Через три месяца я получила телеграмму из Воронежа от племянницы Евгении Павловны. Свекровь умерла тихо, во сне. Перед смертью просила передать мне, что это был самый тёплый день рождения в её жизни. Хотя день рождения был совсем не в тот день. И приём получился не холодным, а, напротив, согревающим две одинокие души.

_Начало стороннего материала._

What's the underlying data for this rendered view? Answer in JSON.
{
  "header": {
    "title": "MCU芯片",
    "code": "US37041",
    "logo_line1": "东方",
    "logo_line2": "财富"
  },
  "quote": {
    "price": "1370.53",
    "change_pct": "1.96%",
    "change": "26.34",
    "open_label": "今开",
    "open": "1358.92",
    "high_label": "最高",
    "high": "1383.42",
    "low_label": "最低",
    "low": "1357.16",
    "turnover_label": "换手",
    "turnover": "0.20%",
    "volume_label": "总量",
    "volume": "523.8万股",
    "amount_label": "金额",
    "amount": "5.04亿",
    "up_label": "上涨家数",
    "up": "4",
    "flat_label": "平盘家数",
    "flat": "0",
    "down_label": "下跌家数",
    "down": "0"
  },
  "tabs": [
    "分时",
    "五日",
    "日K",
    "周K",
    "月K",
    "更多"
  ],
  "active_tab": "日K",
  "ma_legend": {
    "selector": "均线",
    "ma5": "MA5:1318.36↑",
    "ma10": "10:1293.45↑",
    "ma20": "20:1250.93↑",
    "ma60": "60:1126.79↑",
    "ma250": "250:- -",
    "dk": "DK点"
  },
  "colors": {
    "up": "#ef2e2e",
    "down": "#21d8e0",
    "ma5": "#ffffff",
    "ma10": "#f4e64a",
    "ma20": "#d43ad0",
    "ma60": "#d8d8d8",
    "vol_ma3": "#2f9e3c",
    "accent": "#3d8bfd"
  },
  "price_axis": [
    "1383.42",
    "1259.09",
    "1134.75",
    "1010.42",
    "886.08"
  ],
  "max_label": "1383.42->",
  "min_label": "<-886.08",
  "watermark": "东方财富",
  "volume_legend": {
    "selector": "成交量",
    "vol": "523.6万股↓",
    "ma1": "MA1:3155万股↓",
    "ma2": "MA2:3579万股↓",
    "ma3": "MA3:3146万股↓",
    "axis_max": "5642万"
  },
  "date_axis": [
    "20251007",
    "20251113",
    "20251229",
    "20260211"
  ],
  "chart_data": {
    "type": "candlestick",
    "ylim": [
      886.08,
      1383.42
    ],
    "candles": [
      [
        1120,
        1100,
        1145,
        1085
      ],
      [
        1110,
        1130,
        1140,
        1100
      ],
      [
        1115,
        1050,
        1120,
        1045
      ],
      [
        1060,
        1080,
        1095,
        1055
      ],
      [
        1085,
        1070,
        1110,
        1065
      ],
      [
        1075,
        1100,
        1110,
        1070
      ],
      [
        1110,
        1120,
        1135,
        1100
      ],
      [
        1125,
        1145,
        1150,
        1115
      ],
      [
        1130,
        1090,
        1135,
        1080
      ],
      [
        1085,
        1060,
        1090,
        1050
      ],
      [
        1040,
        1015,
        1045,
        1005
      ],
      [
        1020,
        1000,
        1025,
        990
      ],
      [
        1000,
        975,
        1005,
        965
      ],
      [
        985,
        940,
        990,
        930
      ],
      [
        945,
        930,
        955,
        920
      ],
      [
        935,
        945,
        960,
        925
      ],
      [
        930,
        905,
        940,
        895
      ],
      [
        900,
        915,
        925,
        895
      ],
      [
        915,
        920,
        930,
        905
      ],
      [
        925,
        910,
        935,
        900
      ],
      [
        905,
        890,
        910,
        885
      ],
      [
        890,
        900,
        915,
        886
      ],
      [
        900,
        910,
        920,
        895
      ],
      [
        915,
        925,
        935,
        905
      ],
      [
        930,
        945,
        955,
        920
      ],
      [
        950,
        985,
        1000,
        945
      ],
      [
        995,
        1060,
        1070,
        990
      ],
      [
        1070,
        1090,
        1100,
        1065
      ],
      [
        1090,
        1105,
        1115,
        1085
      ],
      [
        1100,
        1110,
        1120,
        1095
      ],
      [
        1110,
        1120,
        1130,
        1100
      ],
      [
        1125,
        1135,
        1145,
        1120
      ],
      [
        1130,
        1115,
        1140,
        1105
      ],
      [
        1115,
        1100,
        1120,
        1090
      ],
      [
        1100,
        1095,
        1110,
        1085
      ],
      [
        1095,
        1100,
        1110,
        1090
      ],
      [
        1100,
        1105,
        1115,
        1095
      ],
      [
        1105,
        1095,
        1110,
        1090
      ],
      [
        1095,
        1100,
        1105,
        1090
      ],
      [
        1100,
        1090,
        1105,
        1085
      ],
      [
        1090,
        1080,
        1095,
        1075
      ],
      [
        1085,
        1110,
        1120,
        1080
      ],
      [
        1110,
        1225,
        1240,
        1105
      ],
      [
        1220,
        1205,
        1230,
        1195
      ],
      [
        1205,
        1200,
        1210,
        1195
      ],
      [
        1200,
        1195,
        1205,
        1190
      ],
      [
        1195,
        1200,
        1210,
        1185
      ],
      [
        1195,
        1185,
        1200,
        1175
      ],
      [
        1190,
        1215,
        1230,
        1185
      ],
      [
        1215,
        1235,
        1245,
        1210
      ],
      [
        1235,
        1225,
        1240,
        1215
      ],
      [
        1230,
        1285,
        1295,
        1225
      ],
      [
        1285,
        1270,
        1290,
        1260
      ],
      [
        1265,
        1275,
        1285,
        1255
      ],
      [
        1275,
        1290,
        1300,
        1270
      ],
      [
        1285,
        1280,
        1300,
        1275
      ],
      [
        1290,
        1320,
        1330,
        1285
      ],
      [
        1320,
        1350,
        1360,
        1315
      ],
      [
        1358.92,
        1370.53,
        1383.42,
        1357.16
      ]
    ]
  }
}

Сегодня я надела мамины жемчужные серьги – так я теперь их называю. Иду в церковь – поставить свечку за упокой души Евгении Павловны. И другую – за Михаила. Двух людей, научивших меня, что никогда не поздно открыть сердце. Даже если кажется, что время упущено безвозвратно.
Оглядываясь назад, я думаю, что той холодной июньской средой началась для меня какая-то новая глава. Словно я наконец отпустила что-то, что держала внутри все эти годы. Может быть, это и есть прощение – не только других, но и себя. За то, что не сумела, не смогла, не успела. За все несказанные слова и не случившиеся объятия.
Михаил всегда говорил: «Жизнь слишком коротка для обид, Ниночка». И я наконец поняла, что он имел в виду. Жизнь действительно слишком коротка. Поэтому нужно спешить – не к успеху, не к богатству, не к признанию. Спешить к пониманию, к принятию, к любви. Пока есть время. Пока чай не остыл.